Creating an Inventory
Establish a comprehensive inventory of all keys and certificates, including their common names, expiration dates, location(s), owner(s), metadata (key length, CA, keystore type, etc.), and other information.
What is this?
An inventory is a repository of information about keys and certificates that are in use across an enterprise. It may include copies of the keys and certificates or just data about them—sometimes holding a copy of a key in a central inventory can increase the risk of compromise. A good inventory includes but is not limited to the following information:
- Name of the Key and/or Certificate
- Key Length
- Creation Date
- Validity Period or Expiration Date
- Issuing CA (for certificates)
- Business Need (what is the business driver for using the key/certificate)
- Applicable Policies or Regulations
- Processes Used to Manage
Why should I care?
Encryption keys and certificates are used to secure critical data and systems, and therefore must be properly managed. If you do not have a list of keys and certificates that are deployed in your environment, it is difficult to ensure they are being managed in compliance with policies, regulations, and/or best practices. A critical starting point in any certificate and private key management strategy is to create a comprehensive inventory of all certificates and their locations. If you do not, you are risking a security breach or system outage.
Developing an inventory is not a trivial matter. In most organizations, certificates have been deployed over a period of years by a variety of different administrators in all sorts of locations. Often, the individuals who deployed the keys and certificates have been reassigned or have left the organization. Requesting a list from your certificate authority may be a good starting point to develop an inventory, but it is not a reliable method for identifying all keys and certificates and their locations.
What should I do?
Take a multi-pronged approach to ensure that no certificates are missed. The diagram below summarizes the recommended approach:
- Import from Certificate Authorities: The first step is to import certificates from all known CAs. There are two primary reasons for this:
- It can typically be done quickly and
- It helps in building a list of contacts (see Managing Contacts/Ownership).
It is very dangerous to assume that an import from your known CAs will provide an accurate inventory of all certificates. Invariably, organizations find additional certificates during discovery (the next two steps) that were not accounted for by the CA. These certificates are typically certificates from other CAs that are not approved by your organization or self-signed certificates generated by the applications where they are deployed. These culprits can cause some of the most serious downtime.
- Network Discovery: The next step is to perform a network discovery to discover any server-side certificates—certificates that are present on a listening port. For this step, it is important to coordinate with your network team, intrusion detection group, and any other groups that might be impacted. The network team can typically help in providing IP addresses that should be scanned. However, if you already have a solution in place to regularly scan IP addresses and ports (e.g. for vulnerability scanning), this solution may be able to provide certificates to import into the certificate inventory database. Alternatively, it can provide a list of known IP addresses and ports which can be scanned by your network discovery solution. Firewalls invariably play into any network discovery strategy. In some cases, you can have the necessary ports opened up in all firewalls for a central discovery system to perform operations. Alternatively, you may need to deploy discovery engines on the other side of firewalls in each network zone and configure each discovery engine to pass the discovery results into the central certificate inventory database.
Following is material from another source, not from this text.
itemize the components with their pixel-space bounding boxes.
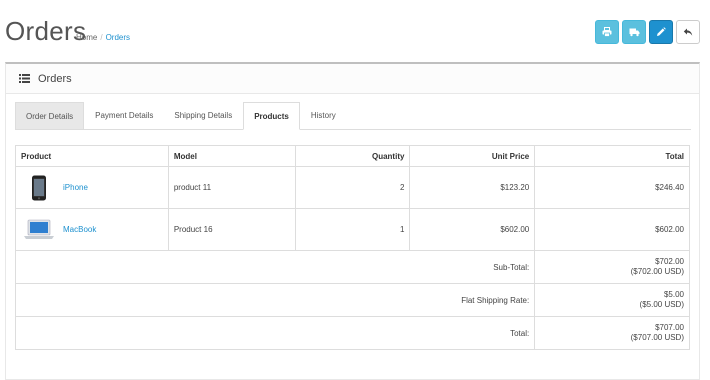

- Agent-based Discovery: Many certificates are not discoverable via network ports, such as client-side certificates used for mutual authentication on SSL. In-service expirations of these types of certificates can be as damaging as server-side certificates so it is important to include them in your inventory. Unless you can confidently count on administrators to tell you about all of these certificates, finding these certificates typically involves performing file system scans on server and client systems with an agent.
- Individual Import by Admins: Network and agent-based discovery can take time and it may not be possible to perform discovery in all corporate locations. That makes it critical to educate administrators and make sure they are proactively reporting any certificates they are aware of and adding them to the inventory. (See Defining Roles and Responsibilities for more on this.)
In performing the above steps, it is important to have a system that can correlate the results of each inventory method so you do not end up with duplicate entries. Also, performing an inventory is not a one-time event. You have to regularly repeat the steps above to update the inventory. Here again, it helps to have a system that helps you correlate the results of, for example, newly discovered certificates and only show you new certificates and not every certificate that was discovered during a run.